Issam Krimi réorchestre « Tonton du bled »
Pour la quatrième édition du projet Hip-Hop Symphonique, Issam Krimi a invité Chilla, Ninho, SCH et Rim’K à venir interpréter plusieurs morceaux de leur répertoire accompagnés de l’Orchestre Philharmonique de Radio France et de son groupe The Ice Kream. Profitant de la présence du rappeur du 94 et des vingt ans de l’album Les Princes de la ville du 113, le chef d’orchestre a revisité le tube « Tonton du bled » – qui a été rejoué une deuxième fois pour clore la soirée –, en ajoutant un derboukiste à la formation. Une réorchestration pas si simple que ça pour le musicien mais remplie d’émotions :
La problématique de « Tonton du bled » original et du magnifique boulot de feu DJ Mehdi est que répéter indéfiniment un même motif de quatre mesures peut s’avérer rapidement très désagréable pour un musicien.
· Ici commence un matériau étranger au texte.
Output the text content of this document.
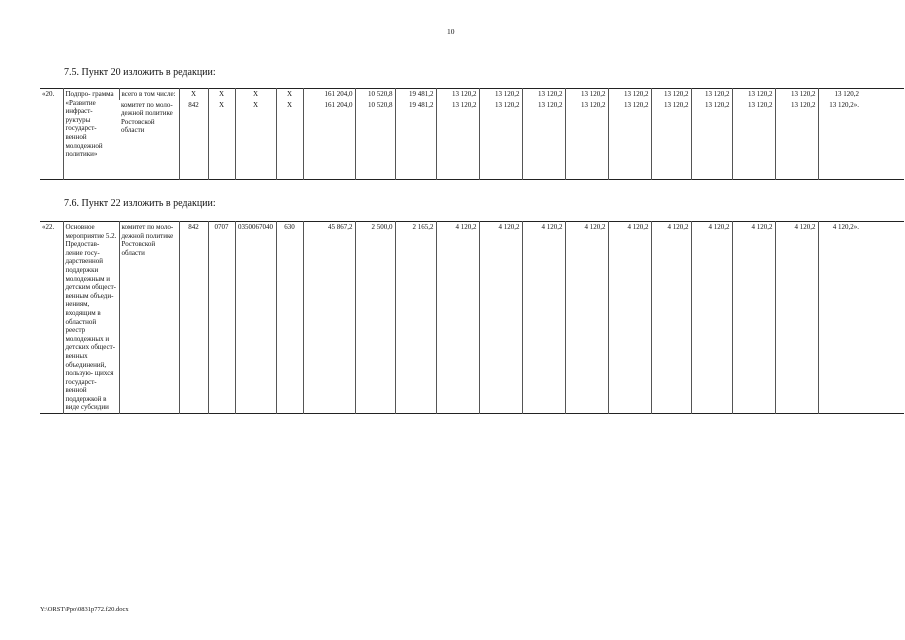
10
7.5. Пункт 20 изложить в редакции:
«20.	Подпро- грамма «Развитие инфраст- руктуры государст- венной молодежной политики»	всего в том числе:	Х	Х	Х	Х	161 204,0	10 520,8	19 481,2	13 120,2	13 120,2	13 120,2	13 120,2	13 120,2	13 120,2	13 120,2	13 120,2	13 120,2	13 120,2
		комитет по моло- дежной политике Ростовской области	842	Х	Х	Х	161 204,0	10 520,8	19 481,2	13 120,2	13 120,2	13 120,2	13 120,2	13 120,2	13 120,2	13 120,2	13 120,2	13 120,2	13 120,2».
7.6. Пункт 22 изложить в редакции:
«22.	Основное мероприятие 5.2. Предостав- ление госу- дарственной поддержки молодежным и детским общест- венным объеди- нениям, входящим в областной реестр молодежных и детских общест- венных объединений, пользую- щихся государст- венной поддержкой в виде субсидии	комитет по моло- дежной политике Ростовской области	842	0707	0350067040	630	45 867,2	2 500,0	2 165,2	4 120,2	4 120,2	4 120,2	4 120,2	4 120,2	4 120,2	4 120,2	4 120,2	4 120,2	4 120,2».
Y:\ORST\Ppo\0831p772.f20.docx
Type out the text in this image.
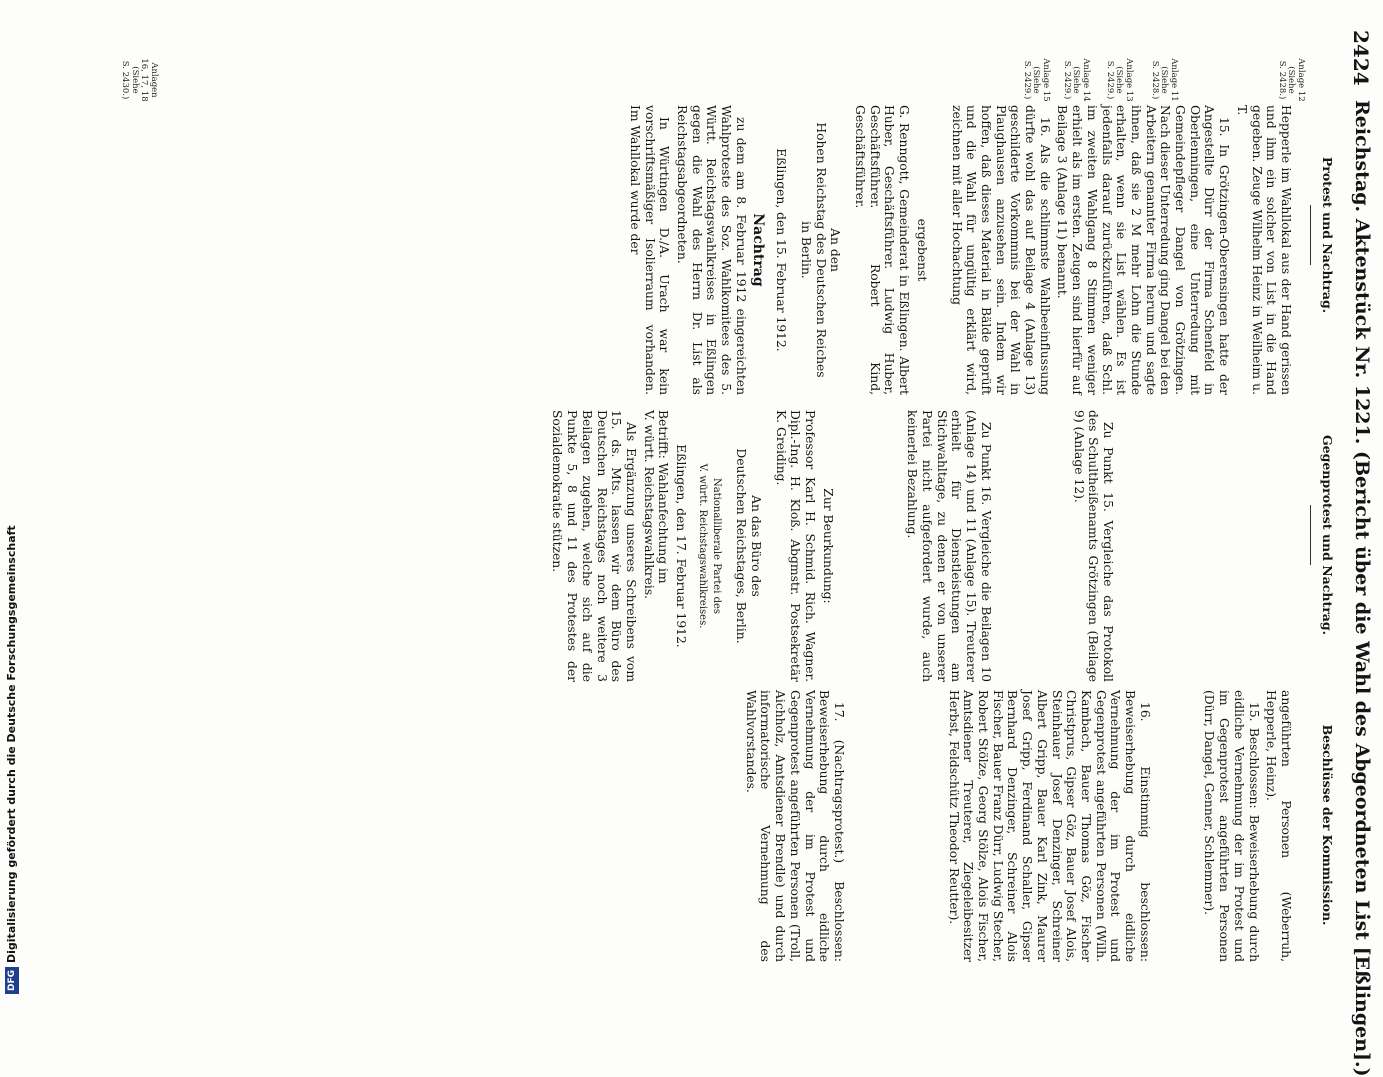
2424
Reichstag. Aktenstück Nr. 1221. (Bericht über die Wahl des Abgeordneten List [Eßlingen].)
Protest und Nachtrag.
Gegenprotest und Nachtrag.
Beschlüsse der Kommission.

Hepperle im Wahllokal aus der Hand gerissen und ihm ein solcher von List in die Hand gegeben. Zeuge Wilhelm Heinz in Weilheim u. T.

15. In Grötzingen-Oberensingen hatte der Angestellte Dürr der Firma Schenfeld in Oberlenningen, eine Unterredung mit Gemeindepfleger Dangel von Grötzingen. Nach dieser Unterredung ging Dangel bei den Arbeitern genannter Firma herum und sagte ihnen, daß sie 2 M mehr Lohn die Stunde erhalten, wenn sie List wählen. Es ist jedenfalls darauf zurückzuführen, daß Schl. im zweiten Wahlgang 8 Stimmen weniger erhielt als im ersten. Zeugen sind hierfür auf Beilage 3 (Anlage 11) benannt.

16. Als die schlimmste Wahlbeeinflussung dürfte wohl das auf Beilage 4 (Anlage 13) geschilderte Vorkommnis bei der Wahl in Plaughausen anzusehen sein. Indem wir hoffen, daß dieses Material in Bälde geprüft und die Wahl für ungültig erklärt wird, zeichnen mit aller Hochachtung

ergebenst

G. Renngott, Gemeinderat in Eßlingen. Albert Huber, Geschäftsführer. Ludwig Huber, Geschäftsführer. Robert Kind, Geschäftsführer.

An den

Hohen Reichstag des Deutschen Reiches

in Berlin.

Eßlingen, den 15. Februar 1912.

Nachtrag

zu dem am 8. Februar 1912 eingereichten Wahlproteste des Soz. Wahlkomitees des 5. Württ. Reichstagswahlkreises in Eßlingen gegen die Wahl des Herrn Dr. List als Reichstagsabgeordneten.

In Würtingen D./A. Urach war kein vorschriftsmäßiger Isolierraum vorhanden. Im Wahllokal wurde der

Zu Punkt 15. Vergleiche das Protokoll des Schultheißenamts Grötzingen (Beilage 9) (Anlage 12).

Zu Punkt 16. Vergleiche die Beilagen 10 (Anlage 14) und 11 (Anlage 15). Treuterer erhielt für Dienstleistungen am Stichwahltage, zu denen er von unserer Partei nicht aufgefordert wurde, auch keinerlei Bezahlung.

Zur Beurkundung:

Professor Karl H. Schmid. Rich. Wagner. Dipl.-Ing. H. Kloß. Abgmstr. Postsekretär K. Greiding.

An das Büro des

Deutschen Reichstages, Berlin.

Nationalliberale Partei des

V. württ. Reichstagswahlkreises.

Eßlingen, den 17. Februar 1912.

Betrifft: Wahlanfechtung im

V. württ. Reichstagswahlkreis.

Als Ergänzung unseres Schreibens vom 15. ds. Mts. lassen wir dem Büro des Deutschen Reichstages noch weitere 3 Beilagen zugehen, welche sich auf die Punkte 5, 8 und 11 des Protestes der Sozialdemokratie stützen.

angeführten Personen (Weberruh, Hepperle, Heinz).

15. Beschlossen: Beweiserhebung durch eidliche Vernehmung der im Protest und im Gegenprotest angeführten Personen (Dürr, Dangel, Genner, Schlemmer).

16. Einstimmig beschlossen: Beweiserhebung durch eidliche Vernehmung der im Protest und Gegenprotest angeführten Personen (Wilh. Kambach, Bauer Thomas Göz, Fischer Christprus, Gipser Göz, Bauer Josef Alois, Steinhauer Josef Denzinger, Schreiner Albert Gripp, Bauer Karl Zink, Maurer Josef Gripp, Ferdinand Schaller, Gipser Bernhard Denzinger, Schreiner Alois Fischer, Bauer Franz Dürr, Ludwig Stecher, Robert Stölze, Georg Stölze, Alois Fischer, Amtsdiener Treuterer, Ziegeleibesitzer Herbst, Feldschütz Theodor Reutter).

17. (Nachtragsprotest.) Beschlossen: Beweiserhebung durch eidliche Vernehmung der im Protest und Gegenprotest angeführten Personen (Troll, Aichholz, Amtsdiener Brendle) und durch informatorische Vernehmung des Wahlvorstandes.

Anlage 12
(Siehe
S. 2428.)
Anlage 11
(Siehe
S. 2428.)
Anlage 13
(Siehe
S. 2429.)
Anlage 14
(Siehe
S. 2429.)
Anlage 15
(Siehe
S. 2429.)
Anlagen
16, 17, 18
(Siehe
S. 2430.)
DFGDigitalisierung gefördert durch die Deutsche Forschungsgemeinschaft
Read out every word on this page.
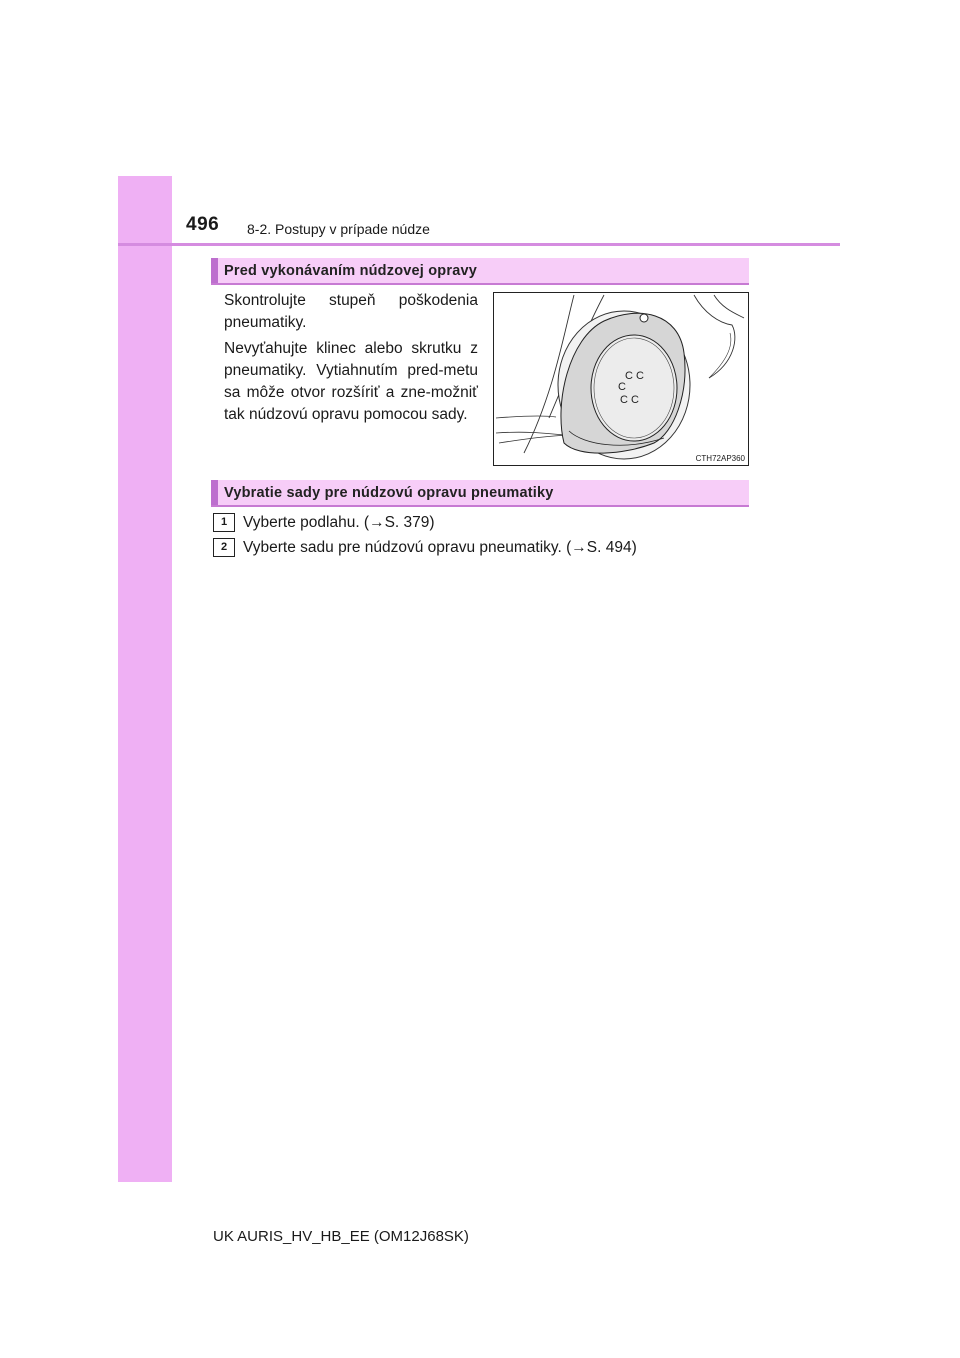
496 8-2. Postupy v prípade núdze
Pred vykonávaním núdzovej opravy

Skontrolujte stupeň poškodenia pneumatiky.

Nevyťahujte klinec alebo skrutku z pneumatiky. Vytiahnutím pred-metu sa môže otvor rozšíriť a zne-možniť tak núdzovú opravu pomocou sady.

C C
C
C C
CTH72AP360
Vybratie sady pre núdzovú opravu pneumatiky
1	Vyberte podlahu. (→S. 379)
2	Vyberte sadu pre núdzovú opravu pneumatiky. (→S. 494)
UK AURIS_HV_HB_EE (OM12J68SK)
Il y avait nécessité pour moi de le réorchestrer avec un retravail d’écriture me permettant d’éviter cette répétitivité ennuyeuse à jouer. Je suis donc resté longtemps devant ma feuille blanche sur ce titre, et un jour j’ai eu un déclic en allant chercher le sample original d’Ahmed Wahby, « Harguetni Eddamaa ». Le morceau dure presque sept minutes en réalité, il se joue dans un esprit de musique traditionnelle de mélodies par cycle. En l’occurence, il n’y a pas qu’une seule mélodie, il y en a cinq ou six. Je les ai toutes relevées. Dans la musique oranaise de Wahby, toutes les mélodies sont construites sur des cycles de trois mesures. Cycles qui ne sont pas du tout adaptés aux musiques pop et occidentales, construites sur quatre mesures. Alors, pour que ça tombe sur un beat de rap (basé sur une structure pop occidentale), DJ Mehdi a à chaque fois doublé la première mesure, puis ajouté les mesures deux et trois de l’original : on retrouve ainsi notre cycle à quatre mesures. J’ai repris ce principe et fait exactement pareil sur toutes les autres mélodies d’Ahmed Wahby que j’ai relevé. Par petites retouches, et variations, j’ai fait ma sauce. C’est comme cela que s’est créée cette version « extended » à partir du troisième couplet. Avec cette version, ce qui me plaît aussi, c’est de m’être rapproché un peu plus de l’original dans la dramaturgie, tout en gardant la carrure hip-hop que Mehdi a inventée. Les mélodies et le développement musical ont pris sens en s’inspirant de là où Mehdi avait laissé le travail. Malgré les apparences, j’ai une très mauvaise culture des musiques arabes, j’ai donc passé beaucoup de temps sur Internet à chercher sur des blogs des traités d’harmonies et des références, j’ai vraiment fait un taf musicologique de préparation. Les petits rajouts de variations que j’ai faits respectent normalement pas mal de codes. La réorchestration de « Tonton du bled » n’était pas facile mais quand j’ai trouvé la clé, ça m’a ému, de me retrouver 20 ans après dans ce même état jubilatoire de composition que Mehdi.